Visualization

Visualizing Markov Chain data is a quick way to see if anything interesting is happening or if anything is obviously wrong. There are a few kinds of common visualization strategies.

The first is to show the value of observables as a function of time. This can help us see if anything suspicious has happened; if proposals have been repeatedly rejected, or observables don’t fluctuate, there may be very long autocorrelations we need to ameliorate in our analysis.

class tdg.plot.History(rows=1, histogram=5, row_height=3, width=12, **kwargs)

Bases: object

Markov Chains provide a natural time along which measurements vary. Both the history and the total histogram are informative.

Parameters

• rows (int) – Number of rows; they share a common time coordinate.

• histogram (int) – The width of the histogram is one part in histogram of the full width.

• row_height (float [inches]) – The height of each row.

• width (float [inches]) – The width of the figure.

• kwargs – Forwarded to matplotlib.pyplot.subplots

plot(data, row=0, x=None, frequency=1, color=None, **kwargs)

Parameters

• data – A one-dimensional set of data to visualize.

• row – Which row to plot in.

• x – If not None, used as the time parameter.

• frequency (int) – Plotting every sample can prove visually overwhelming. To reduce the number of points in the temporal history, only plot once per frequency.

• color – Forwarded matplotlib color.

For example, if we have uniformly- and normally-distributed observables, we can visualize them on the same trace, or separately.

#!/usr/bin/env python

import numpy as np
import matplotlib.pyplot as plt
import tdg.plot as visualize 

uniform = np.random.rand(1000)-0.5
gauss   = np.random.normal(0, 0.25, 1000)

h1 = visualize.History(1)
h1.plot(uniform, label='uniform')
h1.plot(gauss,   label='gauss')
h1.histogram[0].legend()

h2 = visualize.History(2)
h2.plot(uniform, row=0, label='uniform', color='blue')
h2.plot(gauss,   row=1, label='gauss', color='green')
h2.histogram[0].legend()
h2.histogram[1].legend()

plt.show()

(Source code)

(png, hires.png, pdf)

(png, hires.png, pdf)

Markov Chain data must often be further analyzed, and correlations in the data can affect uncertainty estimates for post-processed observables. One way to visualize the correlation between different observables is to show scatter plots of different observables.
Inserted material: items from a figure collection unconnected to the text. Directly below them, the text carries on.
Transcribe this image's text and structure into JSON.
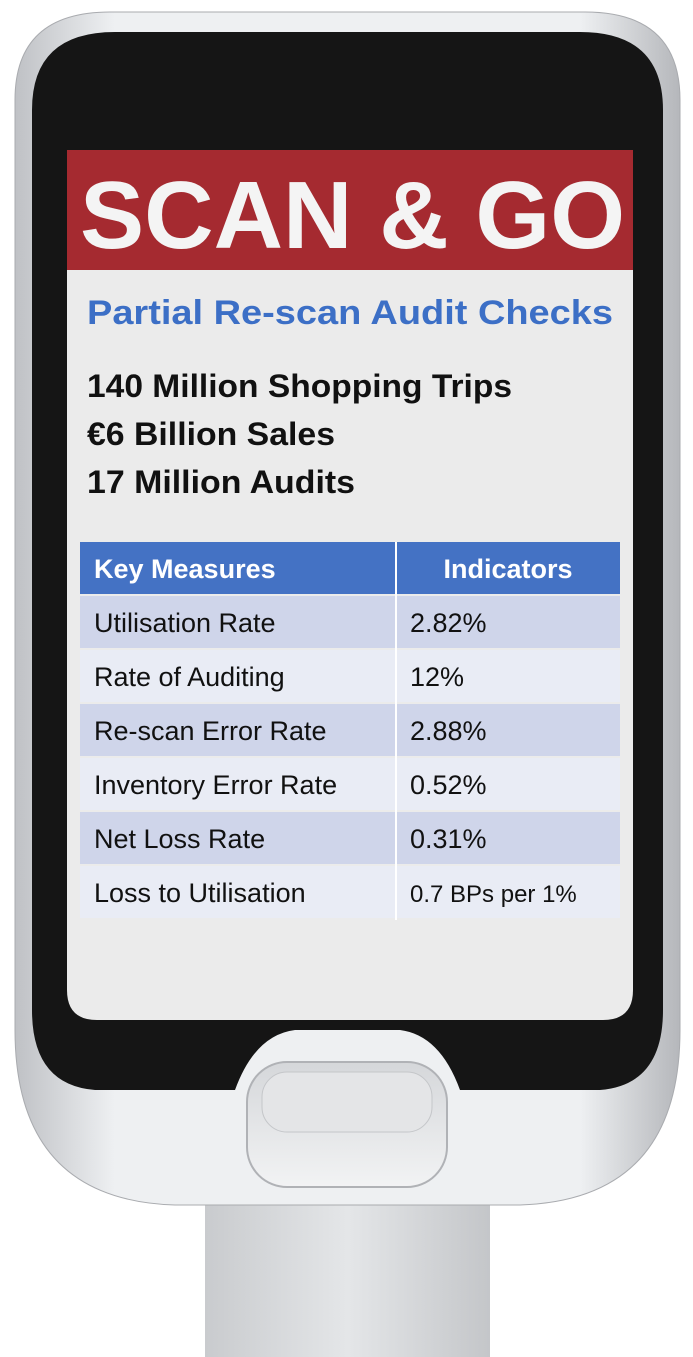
{
  "header": {
    "title": "SCAN & GO",
    "subtitle": "Partial Re-scan Audit Checks"
  },
  "stats": [
    "140 Million Shopping Trips",
    "€6 Billion Sales",
    "17 Million Audits"
  ],
  "table": {
    "columns": [
      "Key Measures",
      "Indicators"
    ],
    "rows": [
      [
        "Utilisation Rate",
        "2.82%"
      ],
      [
        "Rate of Auditing",
        "12%"
      ],
      [
        "Re-scan Error Rate",
        "2.88%"
      ],
      [
        "Inventory Error Rate",
        "0.52%"
      ],
      [
        "Net Loss Rate",
        "0.31%"
      ],
      [
        "Loss to Utilisation",
        "0.7 BPs per 1%"
      ]
    ]
  }
}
class tdg.plot.ScatterMatrix(fields=2, labels=None, wspace=0.05, hspace=0.05, **kwargs)

Bases: object

Different observables are correlated as a function of Markov Chain time, because they are measured on the same state. We can visualize the correlations between many different observables in a grid, each panel a two-dimensional projection of the many-dimensional space of observable values.

Parameters

• fields (int) – Number of rows and columns.
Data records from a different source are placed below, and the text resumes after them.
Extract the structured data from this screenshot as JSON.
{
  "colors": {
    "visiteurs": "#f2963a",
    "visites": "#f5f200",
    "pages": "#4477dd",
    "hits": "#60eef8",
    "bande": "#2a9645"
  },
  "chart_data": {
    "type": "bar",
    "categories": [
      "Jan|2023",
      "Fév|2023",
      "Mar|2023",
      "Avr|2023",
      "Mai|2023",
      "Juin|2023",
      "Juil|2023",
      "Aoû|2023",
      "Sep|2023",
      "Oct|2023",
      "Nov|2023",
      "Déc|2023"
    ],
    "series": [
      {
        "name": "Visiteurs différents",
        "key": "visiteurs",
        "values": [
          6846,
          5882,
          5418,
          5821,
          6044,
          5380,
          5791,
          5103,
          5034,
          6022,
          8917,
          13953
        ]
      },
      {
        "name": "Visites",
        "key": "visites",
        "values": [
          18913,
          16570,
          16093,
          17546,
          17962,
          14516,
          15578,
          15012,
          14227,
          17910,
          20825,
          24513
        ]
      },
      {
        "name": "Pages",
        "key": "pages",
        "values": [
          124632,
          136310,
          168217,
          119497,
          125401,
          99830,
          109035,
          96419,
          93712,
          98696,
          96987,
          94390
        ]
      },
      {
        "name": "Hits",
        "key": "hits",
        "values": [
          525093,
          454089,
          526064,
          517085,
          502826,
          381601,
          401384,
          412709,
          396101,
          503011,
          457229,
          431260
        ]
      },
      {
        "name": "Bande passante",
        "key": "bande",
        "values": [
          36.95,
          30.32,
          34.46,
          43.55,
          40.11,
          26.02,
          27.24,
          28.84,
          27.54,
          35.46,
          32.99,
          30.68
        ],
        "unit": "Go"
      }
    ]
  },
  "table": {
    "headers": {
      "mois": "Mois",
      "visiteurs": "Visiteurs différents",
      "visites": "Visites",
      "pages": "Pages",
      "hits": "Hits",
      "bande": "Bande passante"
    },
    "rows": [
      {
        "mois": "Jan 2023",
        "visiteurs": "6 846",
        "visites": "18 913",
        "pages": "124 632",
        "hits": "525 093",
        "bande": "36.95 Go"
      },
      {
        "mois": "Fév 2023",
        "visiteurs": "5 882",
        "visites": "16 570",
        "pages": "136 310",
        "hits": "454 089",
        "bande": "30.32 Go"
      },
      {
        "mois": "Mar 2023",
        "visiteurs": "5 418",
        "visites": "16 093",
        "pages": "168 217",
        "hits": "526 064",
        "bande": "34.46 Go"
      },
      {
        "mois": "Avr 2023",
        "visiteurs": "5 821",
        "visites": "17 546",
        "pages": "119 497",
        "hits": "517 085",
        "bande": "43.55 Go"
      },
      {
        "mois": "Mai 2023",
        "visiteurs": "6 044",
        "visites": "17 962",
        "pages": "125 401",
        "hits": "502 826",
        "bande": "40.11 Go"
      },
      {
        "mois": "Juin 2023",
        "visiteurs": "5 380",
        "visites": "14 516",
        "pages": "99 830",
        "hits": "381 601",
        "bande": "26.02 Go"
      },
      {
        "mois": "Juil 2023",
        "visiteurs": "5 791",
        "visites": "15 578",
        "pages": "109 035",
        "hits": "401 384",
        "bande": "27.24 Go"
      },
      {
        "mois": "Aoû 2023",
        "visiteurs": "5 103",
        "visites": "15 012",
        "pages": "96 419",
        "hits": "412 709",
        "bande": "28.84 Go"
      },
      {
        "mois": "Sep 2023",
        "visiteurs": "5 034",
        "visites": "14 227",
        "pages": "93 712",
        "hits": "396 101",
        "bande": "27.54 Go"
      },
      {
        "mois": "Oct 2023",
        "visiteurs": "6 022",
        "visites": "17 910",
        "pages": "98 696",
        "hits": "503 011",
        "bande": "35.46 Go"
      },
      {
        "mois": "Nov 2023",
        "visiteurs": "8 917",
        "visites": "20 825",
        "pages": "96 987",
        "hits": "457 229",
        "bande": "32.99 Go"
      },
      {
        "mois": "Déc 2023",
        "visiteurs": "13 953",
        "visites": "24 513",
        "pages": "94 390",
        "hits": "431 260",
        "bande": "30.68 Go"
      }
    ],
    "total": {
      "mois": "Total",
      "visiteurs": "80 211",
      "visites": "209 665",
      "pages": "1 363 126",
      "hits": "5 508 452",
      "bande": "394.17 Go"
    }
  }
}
• labels (iterable of strings of length fields) – Names for the different axes that will correspond to the plotted fields.

• wspace (float [inches]) – White space between panels.

• hspace (float [inches]) – White space between panels.

• kwargs – Forwarded to matplotlib.pyplot.subplots

Note

If you prefer more whitespace, consider a ScatterTriangle over a ScatterMatrix. It has the same interface.

plot(data, label=None, density=True, scatter_alpha=0.1, histogram_alpha=0.5, bins=31, color=None, **kwargs)

Parameters

• data (iterable of length fields) –

• density (bool) – Should the histograms be normalized?

• scatter_alpha (float) – Transparency of plotted points.

• histogram_alpha (float) – Transparency of the histograms.

• bins (int) – Number of bins in each histogram.

• color –

  Forwarded matplotlib color.

• kwargs – Currently ignored.

For example, consider two ensembles of three datasets, two of which are correlated.

#!/usr/bin/env python

import numpy as np
import matplotlib.pyplot as plt
import tdg.plot as visualize

sm = visualize.ScatterMatrix(3, labels=('Uniform', 'Gaussian', 'Two Gaussians'))

# First ensemble
uniform = np.random.rand(1000)-0.5
gauss   = np.random.normal(0, 0.25, 1000)
gauss2  = 2*gauss + np.random.normal(0, 0.125, 1000)
sm.plot((uniform, gauss, gauss2))

# Second ensemble
uniform = np.random.rand(1000)-0.5
gauss   = np.random.normal(0, 0.25, 1000)
gauss2  = 2*gauss + np.random.normal(0, 0.125, 1000)
sm.plot((uniform, gauss, gauss2), color='purple')

st = visualize.ScatterTriangle(3, labels=('Uniform', 'Gaussian', 'Two Gaussians'))
st.plot((uniform, gauss, gauss2), color='green')

plt.show()

(Source code)

(png, hires.png, pdf)

(png, hires.png, pdf)

The x-axis of each column and y-axis of each row are shared; except for the diagonal, on which we plot the histograms. We can see the correlation between the last two observables.